Wednesday 27th of November 2024

barack's bullshit .....

barack's bullshit .....

To many human rights advocates, however , Obama's high-minded declaration rang hollow in light of fresh reports that his administration continues to operate secret prisons in Afghanistan where detainees have allegedly been tortured and where the International Committee for the Red Cross has been denied access to the prisoners.

Obama has substituted words for action on issues surrounding torture since his first days in office nearly one year ago. Last June, on the 25th anniversary of the Convention Against Torture and Other Cruel, Inhuman or Degrading Treatment or Punishment, Obama said the US government "must stand against torture wherever it takes place" and that his administration "is committed to taking concrete actions against torture and to address the needs of its victims."

But it's clear that his pledge does not apply to torture committed by Bush administration officials.

That's the point the American Civil Liberties Union (ACLU) made shortly after Obama's acceptance speech. Officials from the civil rights organization issued a withering indictment of the Obama administration's handling of clear-cut cases of war crimes they say were committed by former Bush officials who the Obama administration not only refuses to prosecute but has gone to extraordinary lengths to cover up.

"We're increasingly disappointed and alarmed by the current administration's stance on accountability for torture," said Jameel Jaffer, director of the ACLU's National Security Project, during a conference call with reporters. "On every front, the [Obama] administration is actively obstructing accountability. This administration is shielding Bush administration officials from civil liability, criminal investigation and even public scrutiny for their role in authorizing torture."

Before leaving office, Dick Cheney said he approved waterboarding on at least three "high value" detainees and the "enhanced interrogation" of 33 other prisoners. President Bush made a somewhat vaguer acknowledgement of authorizing these techniques.

The ACLU and other civil rights groups said Bush and Cheney's comments amounted to an admission of war crimes.

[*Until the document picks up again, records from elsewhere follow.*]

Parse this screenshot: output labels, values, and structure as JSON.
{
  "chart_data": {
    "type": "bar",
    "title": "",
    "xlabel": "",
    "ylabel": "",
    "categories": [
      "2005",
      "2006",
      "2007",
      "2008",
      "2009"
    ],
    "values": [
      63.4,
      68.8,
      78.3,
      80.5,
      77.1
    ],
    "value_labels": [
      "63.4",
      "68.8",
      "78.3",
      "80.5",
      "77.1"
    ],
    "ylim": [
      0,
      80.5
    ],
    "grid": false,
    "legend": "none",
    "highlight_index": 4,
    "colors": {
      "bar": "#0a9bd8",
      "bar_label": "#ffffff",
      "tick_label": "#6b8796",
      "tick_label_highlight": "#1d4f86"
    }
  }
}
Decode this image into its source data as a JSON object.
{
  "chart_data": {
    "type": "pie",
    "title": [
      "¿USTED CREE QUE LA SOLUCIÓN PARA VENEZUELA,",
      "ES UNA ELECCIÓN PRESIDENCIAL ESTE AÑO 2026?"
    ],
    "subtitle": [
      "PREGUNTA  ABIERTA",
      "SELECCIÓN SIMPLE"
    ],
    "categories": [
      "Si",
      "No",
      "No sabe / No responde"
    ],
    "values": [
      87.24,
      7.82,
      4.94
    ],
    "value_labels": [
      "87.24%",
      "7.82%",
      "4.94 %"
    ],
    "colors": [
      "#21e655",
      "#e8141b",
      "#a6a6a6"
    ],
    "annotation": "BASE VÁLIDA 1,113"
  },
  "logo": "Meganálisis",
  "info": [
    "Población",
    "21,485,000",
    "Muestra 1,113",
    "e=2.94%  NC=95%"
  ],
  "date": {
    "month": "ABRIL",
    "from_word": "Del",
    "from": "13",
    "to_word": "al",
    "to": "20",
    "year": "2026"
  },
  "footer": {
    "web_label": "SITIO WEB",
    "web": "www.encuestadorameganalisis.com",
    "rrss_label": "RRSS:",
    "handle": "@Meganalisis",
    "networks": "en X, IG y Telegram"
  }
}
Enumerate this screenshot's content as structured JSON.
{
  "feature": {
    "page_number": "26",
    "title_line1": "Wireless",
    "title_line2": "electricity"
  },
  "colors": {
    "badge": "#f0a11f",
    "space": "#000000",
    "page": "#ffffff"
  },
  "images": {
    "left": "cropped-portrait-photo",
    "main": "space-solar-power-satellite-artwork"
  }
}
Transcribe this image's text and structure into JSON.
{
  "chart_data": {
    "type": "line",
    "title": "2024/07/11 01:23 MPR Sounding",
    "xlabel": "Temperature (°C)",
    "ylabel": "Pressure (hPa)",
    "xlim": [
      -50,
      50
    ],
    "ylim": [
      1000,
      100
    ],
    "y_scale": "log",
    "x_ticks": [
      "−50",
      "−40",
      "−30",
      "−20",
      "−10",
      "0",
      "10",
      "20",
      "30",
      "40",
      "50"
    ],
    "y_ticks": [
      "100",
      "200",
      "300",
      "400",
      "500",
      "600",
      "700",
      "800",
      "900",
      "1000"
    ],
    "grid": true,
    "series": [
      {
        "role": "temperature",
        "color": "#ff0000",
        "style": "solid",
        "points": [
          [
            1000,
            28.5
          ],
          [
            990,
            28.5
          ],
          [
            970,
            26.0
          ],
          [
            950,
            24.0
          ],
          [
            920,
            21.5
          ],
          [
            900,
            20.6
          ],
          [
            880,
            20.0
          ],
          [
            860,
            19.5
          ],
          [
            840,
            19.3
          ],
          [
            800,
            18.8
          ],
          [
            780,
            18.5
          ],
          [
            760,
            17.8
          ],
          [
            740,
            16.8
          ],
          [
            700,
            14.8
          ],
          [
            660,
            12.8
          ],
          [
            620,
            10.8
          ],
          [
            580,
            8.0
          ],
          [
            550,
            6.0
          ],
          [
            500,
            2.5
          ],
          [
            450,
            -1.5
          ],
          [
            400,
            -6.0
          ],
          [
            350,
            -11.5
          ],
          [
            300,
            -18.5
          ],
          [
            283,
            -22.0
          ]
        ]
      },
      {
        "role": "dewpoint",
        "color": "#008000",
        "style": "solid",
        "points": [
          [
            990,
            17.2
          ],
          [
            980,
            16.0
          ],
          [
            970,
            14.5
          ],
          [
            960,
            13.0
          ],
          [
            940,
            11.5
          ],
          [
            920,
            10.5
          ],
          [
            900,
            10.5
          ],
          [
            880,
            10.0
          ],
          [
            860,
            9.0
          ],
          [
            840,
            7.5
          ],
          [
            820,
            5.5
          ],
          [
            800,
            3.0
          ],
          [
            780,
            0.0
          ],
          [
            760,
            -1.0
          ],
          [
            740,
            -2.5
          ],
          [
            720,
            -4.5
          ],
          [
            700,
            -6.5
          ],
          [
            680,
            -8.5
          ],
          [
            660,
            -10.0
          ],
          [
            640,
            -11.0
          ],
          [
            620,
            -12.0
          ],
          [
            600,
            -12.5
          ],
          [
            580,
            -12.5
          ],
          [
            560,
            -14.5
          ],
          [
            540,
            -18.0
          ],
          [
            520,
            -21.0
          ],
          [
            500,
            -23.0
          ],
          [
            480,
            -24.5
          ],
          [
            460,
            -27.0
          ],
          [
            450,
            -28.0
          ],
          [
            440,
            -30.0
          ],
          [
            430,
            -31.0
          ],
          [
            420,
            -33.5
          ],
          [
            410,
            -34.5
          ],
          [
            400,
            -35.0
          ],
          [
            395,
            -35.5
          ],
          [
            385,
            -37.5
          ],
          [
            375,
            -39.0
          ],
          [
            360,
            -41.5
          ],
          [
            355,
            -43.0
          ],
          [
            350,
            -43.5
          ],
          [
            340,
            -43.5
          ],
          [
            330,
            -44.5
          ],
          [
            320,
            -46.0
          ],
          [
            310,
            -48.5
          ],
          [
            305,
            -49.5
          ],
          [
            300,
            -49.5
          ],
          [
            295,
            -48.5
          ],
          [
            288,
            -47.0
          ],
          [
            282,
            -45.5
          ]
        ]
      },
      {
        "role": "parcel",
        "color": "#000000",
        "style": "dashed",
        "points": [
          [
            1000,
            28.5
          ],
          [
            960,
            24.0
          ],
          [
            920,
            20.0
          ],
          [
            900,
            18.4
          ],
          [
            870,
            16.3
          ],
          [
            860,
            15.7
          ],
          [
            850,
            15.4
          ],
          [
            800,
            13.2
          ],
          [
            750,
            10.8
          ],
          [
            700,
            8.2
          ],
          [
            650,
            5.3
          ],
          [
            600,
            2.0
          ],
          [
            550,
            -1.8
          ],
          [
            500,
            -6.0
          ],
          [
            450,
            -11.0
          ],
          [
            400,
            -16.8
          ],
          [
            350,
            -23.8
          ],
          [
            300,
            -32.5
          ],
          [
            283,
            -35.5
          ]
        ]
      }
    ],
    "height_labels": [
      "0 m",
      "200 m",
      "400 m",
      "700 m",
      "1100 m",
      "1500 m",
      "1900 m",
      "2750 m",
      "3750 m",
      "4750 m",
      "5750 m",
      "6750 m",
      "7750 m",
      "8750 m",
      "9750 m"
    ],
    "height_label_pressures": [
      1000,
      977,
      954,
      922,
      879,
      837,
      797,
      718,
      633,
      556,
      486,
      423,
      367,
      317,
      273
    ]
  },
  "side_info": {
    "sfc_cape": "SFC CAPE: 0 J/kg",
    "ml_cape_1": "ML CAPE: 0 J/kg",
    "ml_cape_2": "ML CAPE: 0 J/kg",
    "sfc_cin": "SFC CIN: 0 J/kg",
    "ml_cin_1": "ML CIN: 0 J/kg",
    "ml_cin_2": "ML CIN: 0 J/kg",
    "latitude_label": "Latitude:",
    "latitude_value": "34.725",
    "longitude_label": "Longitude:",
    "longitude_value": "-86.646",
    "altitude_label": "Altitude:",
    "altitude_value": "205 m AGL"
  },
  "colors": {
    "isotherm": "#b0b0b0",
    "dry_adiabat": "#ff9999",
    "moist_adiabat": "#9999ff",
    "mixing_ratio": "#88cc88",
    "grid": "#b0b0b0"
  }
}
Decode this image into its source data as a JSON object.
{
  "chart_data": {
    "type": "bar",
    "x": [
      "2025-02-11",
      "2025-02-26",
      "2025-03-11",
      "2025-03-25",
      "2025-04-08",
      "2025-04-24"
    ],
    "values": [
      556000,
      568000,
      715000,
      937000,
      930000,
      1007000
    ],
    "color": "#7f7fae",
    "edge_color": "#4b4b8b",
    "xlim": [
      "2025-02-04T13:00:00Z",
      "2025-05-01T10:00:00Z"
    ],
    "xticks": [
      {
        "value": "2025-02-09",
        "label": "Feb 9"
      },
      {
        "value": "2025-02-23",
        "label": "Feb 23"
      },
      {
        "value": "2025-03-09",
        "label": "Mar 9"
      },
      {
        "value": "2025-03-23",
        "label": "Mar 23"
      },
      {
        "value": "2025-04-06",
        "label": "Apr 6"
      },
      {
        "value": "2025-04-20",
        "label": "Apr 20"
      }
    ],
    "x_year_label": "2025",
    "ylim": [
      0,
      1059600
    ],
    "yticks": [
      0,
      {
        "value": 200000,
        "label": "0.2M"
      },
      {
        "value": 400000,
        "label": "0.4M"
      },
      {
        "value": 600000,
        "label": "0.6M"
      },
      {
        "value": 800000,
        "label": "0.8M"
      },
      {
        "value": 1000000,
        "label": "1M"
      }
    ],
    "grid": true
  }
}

http://www.truthout.org/12110911

meanwhile, in the real world .....

Last week, 15 men entered a courthouse facing, amongst other crimes, 181 counts of torture. Their story, tragically, is familiar: in a fight against terrorism, the men allegedly kidnapped and held detainees in unknown black sites. They subjected the prisoners to brutal forms of interrogation, such as waterboarding, sensory deprivation and simulated executions. They denied the detainees all legal recourse, and they defended their secret practices as essential to combating an elusive enemy who refused to play by the rules.

But the courtroom is not in the United States, and the defendants are not members of the Bush administration. The defendants - retired officials from Argentina's last dictatorship - are on trial in Buenos Aires, Argentina.

It is the latest in a wave of judicial proceedings in Latin America - in Argentina, in Chile and in Uruguay - for atrocities committed by the brutal dictatorships of the 1970s and '80s, a period during which tens of thousands of citizens were tortured, forcibly disappeared and killed. Hundreds of former military officials have recently been convicted, and many more have been indicted.